Please find more details below:
The Digital Corpus of the European Parliament (DCEP) contains the majority of the documents published on the European Parliament's official website. It comprises a variety of document types, from press releases to session and legislative documents related to the European Parliament's activities and bodies.
The current version consists of various document types covering a wide range of subject domains. With a total of 1.37 billion words in 23 languages (253 language pairs), gathered in the course of ten years, this is the largest single release of documents by a European Union institution. It includes different document types produced between 2001 and 2012, excluding only the documents already existing in the Europarl corpus to avoid overlapping.
To download and for more information, see: https://ec.europa.eu/jrc/en/language-technologies/dcep
For a more detailed description of DCEP and when making reference to DCEP in scientific publications, please refer to:
Hajlaoui Najeh, Kolovratnik David, Väyrynen Jaakko, Steinberger Ralf, and Varga Dániel (2014). DCEP-Digital Corpus of the European Parliament. Proc. LREC 2014 (Language Resources and Evaluation Conference). Reykjavik, Iceland. Mai 26-31, 2014. pp 3164-3171 (URL: http://www.lrec-conf.org/proceedings/lrec2014/pdf/943_Paper.pdf).
Best regards Najeh
Le mar. 25 juil. 2023 à 12:43, alexandr.rosen--- via Corpora < corpora@list.elra.info> a écrit :
Dear All,
I'm wondering if there is a more recent version of the "European Parliament Proceedings Parallel Corpus 1996-2011" ( https://www.statmt.org/europarl/).

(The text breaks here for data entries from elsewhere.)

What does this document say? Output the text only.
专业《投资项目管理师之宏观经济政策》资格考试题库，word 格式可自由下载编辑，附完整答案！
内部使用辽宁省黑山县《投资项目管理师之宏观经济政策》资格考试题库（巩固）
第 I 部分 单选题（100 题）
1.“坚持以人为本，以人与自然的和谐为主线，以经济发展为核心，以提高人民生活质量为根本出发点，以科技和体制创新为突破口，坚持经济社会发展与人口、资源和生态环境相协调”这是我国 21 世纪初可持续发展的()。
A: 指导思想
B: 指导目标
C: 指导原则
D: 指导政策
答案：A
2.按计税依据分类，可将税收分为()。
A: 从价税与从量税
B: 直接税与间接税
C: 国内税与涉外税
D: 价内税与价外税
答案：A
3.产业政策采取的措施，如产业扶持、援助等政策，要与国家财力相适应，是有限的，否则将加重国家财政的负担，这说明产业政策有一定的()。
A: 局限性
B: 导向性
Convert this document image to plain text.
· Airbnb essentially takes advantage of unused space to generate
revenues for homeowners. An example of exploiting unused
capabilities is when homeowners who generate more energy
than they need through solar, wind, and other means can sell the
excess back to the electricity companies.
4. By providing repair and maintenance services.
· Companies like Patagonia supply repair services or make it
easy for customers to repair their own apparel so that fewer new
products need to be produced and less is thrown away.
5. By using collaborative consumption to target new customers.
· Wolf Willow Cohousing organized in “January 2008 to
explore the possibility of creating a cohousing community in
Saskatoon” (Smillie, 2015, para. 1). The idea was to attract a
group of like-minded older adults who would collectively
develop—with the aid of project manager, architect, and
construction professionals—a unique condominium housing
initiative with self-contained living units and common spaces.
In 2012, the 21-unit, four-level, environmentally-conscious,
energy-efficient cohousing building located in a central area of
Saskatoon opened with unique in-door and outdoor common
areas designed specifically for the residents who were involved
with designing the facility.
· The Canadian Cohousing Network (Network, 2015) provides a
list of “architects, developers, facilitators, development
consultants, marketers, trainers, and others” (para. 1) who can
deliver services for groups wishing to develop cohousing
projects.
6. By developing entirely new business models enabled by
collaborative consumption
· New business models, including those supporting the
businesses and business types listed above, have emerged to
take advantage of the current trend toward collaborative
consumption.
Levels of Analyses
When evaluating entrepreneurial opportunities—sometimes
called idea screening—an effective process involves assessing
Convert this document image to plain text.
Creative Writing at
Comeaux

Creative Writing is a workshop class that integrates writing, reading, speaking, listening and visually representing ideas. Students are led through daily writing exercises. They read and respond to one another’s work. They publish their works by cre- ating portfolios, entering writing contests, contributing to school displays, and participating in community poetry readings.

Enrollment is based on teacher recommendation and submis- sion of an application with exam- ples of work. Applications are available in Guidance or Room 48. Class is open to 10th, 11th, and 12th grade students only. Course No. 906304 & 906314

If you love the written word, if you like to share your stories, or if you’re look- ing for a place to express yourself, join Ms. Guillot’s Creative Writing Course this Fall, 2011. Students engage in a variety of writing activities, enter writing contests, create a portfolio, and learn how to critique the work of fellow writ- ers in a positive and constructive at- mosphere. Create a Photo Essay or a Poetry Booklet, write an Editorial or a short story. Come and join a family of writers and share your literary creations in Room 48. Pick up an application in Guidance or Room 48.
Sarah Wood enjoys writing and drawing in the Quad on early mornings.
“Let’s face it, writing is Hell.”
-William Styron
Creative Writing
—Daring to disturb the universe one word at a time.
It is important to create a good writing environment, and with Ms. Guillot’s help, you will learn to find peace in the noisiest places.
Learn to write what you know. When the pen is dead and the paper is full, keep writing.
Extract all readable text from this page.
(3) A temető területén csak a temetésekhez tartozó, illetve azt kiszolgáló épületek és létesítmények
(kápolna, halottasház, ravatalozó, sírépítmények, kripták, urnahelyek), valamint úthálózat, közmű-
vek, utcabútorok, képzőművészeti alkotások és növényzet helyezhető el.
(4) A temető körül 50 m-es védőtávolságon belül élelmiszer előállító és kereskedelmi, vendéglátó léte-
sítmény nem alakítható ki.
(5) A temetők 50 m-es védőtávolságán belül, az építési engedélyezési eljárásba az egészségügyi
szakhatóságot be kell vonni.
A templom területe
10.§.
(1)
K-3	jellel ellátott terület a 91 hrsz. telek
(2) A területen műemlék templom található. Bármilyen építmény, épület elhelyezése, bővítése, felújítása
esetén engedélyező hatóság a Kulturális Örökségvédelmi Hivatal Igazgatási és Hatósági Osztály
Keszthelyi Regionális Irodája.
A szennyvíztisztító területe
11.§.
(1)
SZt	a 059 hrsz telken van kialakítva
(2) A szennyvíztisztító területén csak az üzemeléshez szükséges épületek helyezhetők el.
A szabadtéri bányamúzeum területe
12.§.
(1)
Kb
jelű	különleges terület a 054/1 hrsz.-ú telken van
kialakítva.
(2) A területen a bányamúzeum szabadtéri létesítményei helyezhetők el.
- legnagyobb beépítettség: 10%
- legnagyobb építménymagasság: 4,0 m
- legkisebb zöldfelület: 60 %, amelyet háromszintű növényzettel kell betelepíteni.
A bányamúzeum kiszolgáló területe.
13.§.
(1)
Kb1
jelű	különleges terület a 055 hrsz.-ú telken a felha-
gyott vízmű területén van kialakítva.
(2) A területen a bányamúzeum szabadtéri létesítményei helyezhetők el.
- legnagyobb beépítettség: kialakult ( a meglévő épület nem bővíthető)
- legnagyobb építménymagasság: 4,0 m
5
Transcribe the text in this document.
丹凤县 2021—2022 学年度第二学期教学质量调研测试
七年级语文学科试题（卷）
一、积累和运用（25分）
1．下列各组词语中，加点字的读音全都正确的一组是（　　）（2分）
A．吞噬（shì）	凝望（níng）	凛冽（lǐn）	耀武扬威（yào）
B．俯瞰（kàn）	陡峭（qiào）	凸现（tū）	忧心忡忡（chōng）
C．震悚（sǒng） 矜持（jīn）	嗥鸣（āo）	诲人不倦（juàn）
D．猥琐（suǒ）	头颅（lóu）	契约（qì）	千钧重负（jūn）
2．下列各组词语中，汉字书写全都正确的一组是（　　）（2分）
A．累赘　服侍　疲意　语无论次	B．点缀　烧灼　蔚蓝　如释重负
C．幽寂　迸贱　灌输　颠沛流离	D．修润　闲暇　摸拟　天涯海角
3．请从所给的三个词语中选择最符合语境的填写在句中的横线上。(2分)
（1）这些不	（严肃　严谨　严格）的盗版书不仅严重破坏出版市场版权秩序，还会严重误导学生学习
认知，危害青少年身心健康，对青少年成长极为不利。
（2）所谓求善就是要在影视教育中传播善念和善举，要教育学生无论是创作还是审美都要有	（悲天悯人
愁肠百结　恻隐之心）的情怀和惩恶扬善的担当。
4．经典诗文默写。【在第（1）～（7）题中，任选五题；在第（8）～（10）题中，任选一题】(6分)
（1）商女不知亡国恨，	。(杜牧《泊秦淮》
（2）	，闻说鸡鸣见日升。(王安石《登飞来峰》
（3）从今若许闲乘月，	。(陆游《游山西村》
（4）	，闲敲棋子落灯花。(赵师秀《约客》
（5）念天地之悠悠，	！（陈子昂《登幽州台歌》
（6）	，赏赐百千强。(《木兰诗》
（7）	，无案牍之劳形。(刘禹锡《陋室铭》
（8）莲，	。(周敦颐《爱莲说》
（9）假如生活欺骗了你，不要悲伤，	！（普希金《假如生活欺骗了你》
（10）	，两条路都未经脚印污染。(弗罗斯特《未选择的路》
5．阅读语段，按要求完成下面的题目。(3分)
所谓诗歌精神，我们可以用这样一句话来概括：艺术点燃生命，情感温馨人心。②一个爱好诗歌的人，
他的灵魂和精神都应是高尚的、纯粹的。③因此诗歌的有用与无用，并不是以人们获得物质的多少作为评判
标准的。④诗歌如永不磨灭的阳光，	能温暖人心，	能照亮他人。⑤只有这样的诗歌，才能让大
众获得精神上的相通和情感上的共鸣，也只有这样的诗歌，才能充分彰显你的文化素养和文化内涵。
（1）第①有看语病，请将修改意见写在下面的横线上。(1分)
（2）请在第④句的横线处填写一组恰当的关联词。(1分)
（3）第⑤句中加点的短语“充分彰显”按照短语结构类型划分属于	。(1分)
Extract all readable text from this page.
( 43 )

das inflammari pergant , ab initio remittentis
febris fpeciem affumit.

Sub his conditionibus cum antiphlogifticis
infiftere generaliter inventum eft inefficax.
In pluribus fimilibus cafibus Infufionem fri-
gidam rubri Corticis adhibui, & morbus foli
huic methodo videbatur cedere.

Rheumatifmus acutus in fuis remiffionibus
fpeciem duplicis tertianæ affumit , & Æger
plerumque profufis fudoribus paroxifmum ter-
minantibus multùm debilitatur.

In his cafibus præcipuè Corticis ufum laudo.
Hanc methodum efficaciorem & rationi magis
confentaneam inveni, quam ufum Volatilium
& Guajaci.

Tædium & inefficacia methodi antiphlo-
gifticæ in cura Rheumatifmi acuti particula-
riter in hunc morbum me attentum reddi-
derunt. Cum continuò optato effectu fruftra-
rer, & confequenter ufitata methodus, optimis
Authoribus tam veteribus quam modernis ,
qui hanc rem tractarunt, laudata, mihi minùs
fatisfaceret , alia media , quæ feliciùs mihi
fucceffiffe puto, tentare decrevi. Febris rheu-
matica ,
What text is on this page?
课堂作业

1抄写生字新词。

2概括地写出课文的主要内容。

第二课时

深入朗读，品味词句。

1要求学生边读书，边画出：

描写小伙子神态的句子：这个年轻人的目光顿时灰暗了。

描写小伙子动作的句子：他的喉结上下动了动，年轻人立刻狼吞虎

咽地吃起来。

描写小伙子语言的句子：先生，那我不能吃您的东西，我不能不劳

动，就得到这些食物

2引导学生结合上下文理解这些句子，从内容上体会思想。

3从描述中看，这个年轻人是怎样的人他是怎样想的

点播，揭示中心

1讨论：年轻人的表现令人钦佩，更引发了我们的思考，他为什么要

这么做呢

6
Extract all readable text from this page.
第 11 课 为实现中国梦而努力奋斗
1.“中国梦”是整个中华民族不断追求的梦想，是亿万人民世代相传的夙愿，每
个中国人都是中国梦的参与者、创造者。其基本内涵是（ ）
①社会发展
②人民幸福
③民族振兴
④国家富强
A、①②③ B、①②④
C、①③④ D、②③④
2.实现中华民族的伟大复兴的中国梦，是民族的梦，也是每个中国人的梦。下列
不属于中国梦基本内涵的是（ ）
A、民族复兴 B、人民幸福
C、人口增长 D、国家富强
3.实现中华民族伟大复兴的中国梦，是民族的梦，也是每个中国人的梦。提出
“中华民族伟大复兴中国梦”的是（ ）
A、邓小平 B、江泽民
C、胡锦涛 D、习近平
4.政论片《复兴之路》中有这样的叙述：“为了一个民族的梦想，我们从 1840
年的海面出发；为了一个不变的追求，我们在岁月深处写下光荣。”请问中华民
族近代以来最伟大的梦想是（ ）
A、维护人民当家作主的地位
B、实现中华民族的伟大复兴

Alternatively, any experience downloading the EP proceedings using https://data.europarl.europa.eu/en/developer-corner/opendata-api would be welcome.
Thanks!
Alexandr _______________________________________________ Corpora mailing list -- corpora@list.elra.info https://list.elra.info/mailman3/postorius/lists/corpora.list.elra.info/ To unsubscribe send an email to corpora-leave@list.elra.info
Dear Najeh,
Thanks a lot, at first I didn't realize that the DCEP corpus includes so many other documents than the Europarl corpus, so I'll definitely consider using it. However, I'm more interested in more recent EP texts, preferably proceedings, mainly due to newly added languages (such as Croatian) and, indeed, topics, including vocabulary etc.
Best,
Alexandr